One complaint I see regarding Netflix is that people are actually overwhelmed by choice. They see a multitude of things to choose from, and they can’t pick one. They waste time thinking or trying to get a viewing partner to agree to something. With a physical collection, that’s not as much of a problem. There is inherently less risk since you know the collection. Chances are if you are like me you first encountered these movies via rental in the old days or in the theaters, in which case the risk was higher. You had to pay money for each viewing (or thereabouts with video), so you really considered what you might like. Free movies on TV were time-selected. You watched what was on, or else did one of the myriad other things you could do with your time. Part of the perception of entertainment being better in the “old days” is the fact that there were different filtering and selection systems that led you toward the content you liked.
Last night I decided to take a break from the internet as a conscious choice.
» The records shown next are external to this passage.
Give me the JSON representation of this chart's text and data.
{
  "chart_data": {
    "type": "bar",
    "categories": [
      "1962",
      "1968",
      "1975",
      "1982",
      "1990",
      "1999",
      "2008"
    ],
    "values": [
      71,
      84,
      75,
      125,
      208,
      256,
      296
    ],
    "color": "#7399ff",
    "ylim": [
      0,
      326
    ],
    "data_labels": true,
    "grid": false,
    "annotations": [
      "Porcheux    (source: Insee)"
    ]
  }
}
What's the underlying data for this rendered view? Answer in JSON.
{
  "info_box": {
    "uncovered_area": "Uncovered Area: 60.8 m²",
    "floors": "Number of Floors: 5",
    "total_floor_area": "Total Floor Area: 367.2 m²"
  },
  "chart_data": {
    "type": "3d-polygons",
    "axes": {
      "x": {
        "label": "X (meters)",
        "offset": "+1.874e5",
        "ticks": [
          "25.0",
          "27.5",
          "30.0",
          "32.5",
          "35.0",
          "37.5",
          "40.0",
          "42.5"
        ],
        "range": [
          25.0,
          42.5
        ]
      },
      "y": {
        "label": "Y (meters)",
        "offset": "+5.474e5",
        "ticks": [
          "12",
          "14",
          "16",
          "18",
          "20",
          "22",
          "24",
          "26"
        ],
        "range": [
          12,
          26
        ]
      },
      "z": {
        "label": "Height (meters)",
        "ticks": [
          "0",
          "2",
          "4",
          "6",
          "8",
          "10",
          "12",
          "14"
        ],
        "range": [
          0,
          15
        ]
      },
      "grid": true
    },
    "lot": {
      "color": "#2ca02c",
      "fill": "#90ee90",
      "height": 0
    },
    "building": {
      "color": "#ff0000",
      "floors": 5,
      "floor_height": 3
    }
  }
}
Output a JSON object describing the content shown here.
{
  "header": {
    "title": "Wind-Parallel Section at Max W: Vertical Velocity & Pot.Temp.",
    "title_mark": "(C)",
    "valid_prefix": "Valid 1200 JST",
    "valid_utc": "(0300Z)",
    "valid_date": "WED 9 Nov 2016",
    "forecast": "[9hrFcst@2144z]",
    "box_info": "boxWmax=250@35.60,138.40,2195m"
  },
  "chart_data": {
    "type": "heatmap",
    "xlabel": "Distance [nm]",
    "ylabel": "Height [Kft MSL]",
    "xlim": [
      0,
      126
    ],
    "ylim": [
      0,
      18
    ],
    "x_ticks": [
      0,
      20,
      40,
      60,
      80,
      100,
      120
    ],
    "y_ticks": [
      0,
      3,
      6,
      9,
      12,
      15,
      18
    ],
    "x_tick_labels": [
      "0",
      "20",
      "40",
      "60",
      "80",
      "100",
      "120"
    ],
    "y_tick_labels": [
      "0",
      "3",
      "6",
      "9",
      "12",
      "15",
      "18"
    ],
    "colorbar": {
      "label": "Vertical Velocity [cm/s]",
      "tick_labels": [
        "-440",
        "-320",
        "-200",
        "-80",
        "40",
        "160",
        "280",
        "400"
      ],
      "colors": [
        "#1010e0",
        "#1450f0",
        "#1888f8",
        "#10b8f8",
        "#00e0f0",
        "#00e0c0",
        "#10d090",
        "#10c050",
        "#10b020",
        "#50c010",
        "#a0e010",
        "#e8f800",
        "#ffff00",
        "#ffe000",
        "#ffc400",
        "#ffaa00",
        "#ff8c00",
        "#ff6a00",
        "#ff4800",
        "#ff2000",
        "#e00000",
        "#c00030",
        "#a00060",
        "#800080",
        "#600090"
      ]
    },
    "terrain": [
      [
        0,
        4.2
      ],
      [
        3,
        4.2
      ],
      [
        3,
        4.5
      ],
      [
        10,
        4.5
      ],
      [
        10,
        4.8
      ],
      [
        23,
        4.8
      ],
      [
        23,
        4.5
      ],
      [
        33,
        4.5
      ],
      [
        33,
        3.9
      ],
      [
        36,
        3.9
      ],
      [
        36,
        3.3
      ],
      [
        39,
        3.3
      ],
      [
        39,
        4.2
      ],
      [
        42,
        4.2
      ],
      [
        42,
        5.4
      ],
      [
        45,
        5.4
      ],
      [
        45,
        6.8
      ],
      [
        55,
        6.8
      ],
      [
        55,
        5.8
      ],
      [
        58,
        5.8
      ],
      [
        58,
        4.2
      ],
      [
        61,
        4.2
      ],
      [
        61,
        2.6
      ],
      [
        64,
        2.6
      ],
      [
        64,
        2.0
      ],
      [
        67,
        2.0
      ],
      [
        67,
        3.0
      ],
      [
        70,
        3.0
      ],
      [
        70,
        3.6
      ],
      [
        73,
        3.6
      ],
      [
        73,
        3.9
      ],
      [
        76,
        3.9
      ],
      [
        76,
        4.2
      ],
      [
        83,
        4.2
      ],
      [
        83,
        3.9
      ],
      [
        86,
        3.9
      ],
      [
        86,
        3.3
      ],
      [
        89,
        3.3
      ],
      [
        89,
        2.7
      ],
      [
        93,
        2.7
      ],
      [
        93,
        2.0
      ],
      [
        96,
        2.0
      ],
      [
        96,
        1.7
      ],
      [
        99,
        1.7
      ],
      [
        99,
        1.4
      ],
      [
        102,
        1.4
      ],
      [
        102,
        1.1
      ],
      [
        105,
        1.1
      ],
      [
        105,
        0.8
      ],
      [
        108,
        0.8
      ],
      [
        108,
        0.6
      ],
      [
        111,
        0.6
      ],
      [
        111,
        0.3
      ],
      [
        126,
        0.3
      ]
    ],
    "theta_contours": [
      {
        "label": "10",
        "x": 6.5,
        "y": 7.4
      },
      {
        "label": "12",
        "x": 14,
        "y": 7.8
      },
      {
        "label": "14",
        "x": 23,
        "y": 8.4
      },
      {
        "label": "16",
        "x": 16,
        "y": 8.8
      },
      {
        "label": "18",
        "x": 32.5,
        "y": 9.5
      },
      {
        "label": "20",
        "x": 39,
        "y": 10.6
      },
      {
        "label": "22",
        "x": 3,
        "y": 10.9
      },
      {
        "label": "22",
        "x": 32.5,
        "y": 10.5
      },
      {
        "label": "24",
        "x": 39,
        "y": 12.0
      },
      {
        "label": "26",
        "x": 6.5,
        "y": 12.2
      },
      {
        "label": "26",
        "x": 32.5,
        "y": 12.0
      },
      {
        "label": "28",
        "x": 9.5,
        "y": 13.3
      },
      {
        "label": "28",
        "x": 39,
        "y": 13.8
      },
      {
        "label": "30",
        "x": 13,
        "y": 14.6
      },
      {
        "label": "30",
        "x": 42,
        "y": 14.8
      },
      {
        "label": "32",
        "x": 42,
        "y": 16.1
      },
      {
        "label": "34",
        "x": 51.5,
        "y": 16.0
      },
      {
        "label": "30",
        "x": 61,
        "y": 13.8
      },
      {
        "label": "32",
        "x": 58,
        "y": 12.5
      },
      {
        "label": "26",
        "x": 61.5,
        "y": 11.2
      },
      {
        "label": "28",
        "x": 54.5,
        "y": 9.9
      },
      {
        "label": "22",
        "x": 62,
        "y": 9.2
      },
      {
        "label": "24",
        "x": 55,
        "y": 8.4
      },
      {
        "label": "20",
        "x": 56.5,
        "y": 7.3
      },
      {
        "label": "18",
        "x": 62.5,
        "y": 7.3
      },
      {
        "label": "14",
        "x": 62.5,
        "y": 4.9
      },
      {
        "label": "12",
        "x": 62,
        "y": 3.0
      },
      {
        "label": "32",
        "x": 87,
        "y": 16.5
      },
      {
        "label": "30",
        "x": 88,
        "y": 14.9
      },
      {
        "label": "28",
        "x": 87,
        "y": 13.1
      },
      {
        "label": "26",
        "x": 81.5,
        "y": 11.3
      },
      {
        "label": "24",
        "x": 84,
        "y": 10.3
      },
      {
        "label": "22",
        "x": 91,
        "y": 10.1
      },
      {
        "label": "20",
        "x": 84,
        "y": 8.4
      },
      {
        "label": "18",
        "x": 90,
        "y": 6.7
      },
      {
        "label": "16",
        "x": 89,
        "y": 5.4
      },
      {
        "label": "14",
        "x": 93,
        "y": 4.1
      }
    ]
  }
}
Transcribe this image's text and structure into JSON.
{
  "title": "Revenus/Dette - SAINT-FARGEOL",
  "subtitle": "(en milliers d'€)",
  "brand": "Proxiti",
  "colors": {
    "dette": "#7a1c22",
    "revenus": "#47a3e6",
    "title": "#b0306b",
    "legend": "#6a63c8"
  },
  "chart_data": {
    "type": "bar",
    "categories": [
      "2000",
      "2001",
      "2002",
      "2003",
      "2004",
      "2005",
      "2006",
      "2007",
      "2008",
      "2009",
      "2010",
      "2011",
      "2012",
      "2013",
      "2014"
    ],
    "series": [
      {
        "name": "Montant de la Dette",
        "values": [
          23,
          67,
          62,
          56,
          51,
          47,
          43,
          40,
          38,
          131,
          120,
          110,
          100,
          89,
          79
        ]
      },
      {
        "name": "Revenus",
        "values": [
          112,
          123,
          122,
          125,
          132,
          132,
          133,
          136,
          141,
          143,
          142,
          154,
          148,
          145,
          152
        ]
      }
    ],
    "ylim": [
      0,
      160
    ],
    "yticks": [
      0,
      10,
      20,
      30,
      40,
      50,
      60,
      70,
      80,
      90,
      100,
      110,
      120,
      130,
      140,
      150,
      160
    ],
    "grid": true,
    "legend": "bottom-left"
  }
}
I was reminded of why things “felt better” in the 1980s and 90s. There was no internet. I could just read a book for as long as I wanted without any interruption, or indeed any feeling that I needed to check on something internet-related. I could play a game and all my focus on the game. Invigorating distractions, it turns out, aren’t that invigorating after all. I’m reminded of why, some seven years ago, I decided to step back from PC gaming and play consoles again. Originally, it was to be able to walk away from work. As long as I was at my computer, I would be thinking of work and feeling guilty for not working. Physically walking to the living room allowed my to disengage from my creative work and relax.
I realize now that it also enhanced the gaming experience itself by eliminating the distraction of the internet and all the things it offers. That introverted feeling of gaming at home in the 1990s, where you could turn on your Nintendo or Playstation and just enjoy a game for a few minutes – or a few hours – without a thought for everything else in life can be here again. You just have to be willing to disconnect from the network for a while.
I realize that there might be a small irony to me conveying these thoughts on the internet itself. I’ll temper my sentiments by saying that the internet is not an evil, it’s a tool like anything else and can deliver great things. However, I think that it is worth trying out some “no internet” time, or else controlling the arrangement of your life so that access to the internet is limited and points toward what is useful and productive for you. You can get rid of your smartphone or delete social media apps, or do what I am considering, which is scheduling time for the internet to be turned off for the entire house (I can actually do this with my home network).